Painting by Camille Woods, a working artist based in Austin, Texas.

        My dear friend started crying into her champagne, which surprised me, because we had been celebrating all night. I’d been sober for seven years, long enough to know that people sometimes cry for no reason when they’re drinking. 
            
When I asked her why, she said it wasn’t my fault. I had made her cry before.
            
I watched the bubbles break the surface of her champagne. “It’s not even flat,” I said. “There’s no reason to cry.”
          
She dried her face, and we went outside to smoke a cigarette. The crescent of the new moon hung milky white in the clear Vermont sky. We’d each driven up from the city to visit mutual friends, both fleeing for our own reasons, which neither of us talked about. She said she was going to quit smoking as soon as the moon was a waning gibbous, which, according to The Old Farmer’s Almanac, is the best time to do it. 
            
“You have to live your life by something,” she said.
            
I said, “The moon is 200,000 miles away.”
            
“You’re a city boy. You’ve never even seen the moon, not really.”

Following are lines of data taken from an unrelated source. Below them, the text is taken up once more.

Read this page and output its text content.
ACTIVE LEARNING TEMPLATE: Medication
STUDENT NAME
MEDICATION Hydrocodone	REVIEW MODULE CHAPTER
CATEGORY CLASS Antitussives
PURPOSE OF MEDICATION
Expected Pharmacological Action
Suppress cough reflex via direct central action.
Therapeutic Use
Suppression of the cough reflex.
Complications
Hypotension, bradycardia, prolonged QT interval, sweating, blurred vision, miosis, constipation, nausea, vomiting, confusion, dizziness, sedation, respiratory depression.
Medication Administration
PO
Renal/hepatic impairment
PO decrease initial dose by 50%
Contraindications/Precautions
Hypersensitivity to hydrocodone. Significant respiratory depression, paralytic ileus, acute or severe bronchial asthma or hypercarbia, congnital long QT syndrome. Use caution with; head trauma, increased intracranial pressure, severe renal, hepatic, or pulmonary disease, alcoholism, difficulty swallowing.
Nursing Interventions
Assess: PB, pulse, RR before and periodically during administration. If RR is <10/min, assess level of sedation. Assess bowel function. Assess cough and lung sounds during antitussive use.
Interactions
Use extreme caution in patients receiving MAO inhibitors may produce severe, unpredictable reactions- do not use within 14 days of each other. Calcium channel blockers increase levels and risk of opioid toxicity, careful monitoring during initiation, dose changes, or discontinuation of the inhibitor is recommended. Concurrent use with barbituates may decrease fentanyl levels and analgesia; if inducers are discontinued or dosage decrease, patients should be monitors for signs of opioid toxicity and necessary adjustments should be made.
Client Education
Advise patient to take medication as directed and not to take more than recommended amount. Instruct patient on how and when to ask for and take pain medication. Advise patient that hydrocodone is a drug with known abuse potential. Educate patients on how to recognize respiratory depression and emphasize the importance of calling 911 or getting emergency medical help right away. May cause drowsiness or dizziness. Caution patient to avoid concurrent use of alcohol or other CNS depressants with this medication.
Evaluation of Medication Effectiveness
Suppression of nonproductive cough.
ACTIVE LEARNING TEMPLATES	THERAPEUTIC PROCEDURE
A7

            I had spent every summer of my childhood at a camp in rural Vermont watching the red-tailed hawks swoop into the trees and listening to the pond frogs. My parents had sent me there to “thrive in a natural environment,” but the only thing I learned was how to sneak out of the bunkhouse and find booze in town. None of it seemed worth explaining to her again. Once, I thought she loved me.
            
I pointed to the weathervane on top of the building and said, “You don’t need a weathervane to know which way the wind blows.”
            
“You don’t need a weatherman to know which way the wind blows,” she said. 
            
“You have to live your life.”
            
“On the farm,” she said, “if you didn’t wean the calves during a waning gibbous, they would moo all night for their mothers, and it’s very sad when a calf moos all night for its mother.”
            
We both looked for something in the moon, but most of it hid in darkness. She nodded, took a sip of her champagne.
            
She went on, “If you wean them during a waning gibbous, they won’t make a sound. It’s as if their mothers never existed.”
            
Her glass was almost empty.
            
“Now that’s something to cry about,” I said.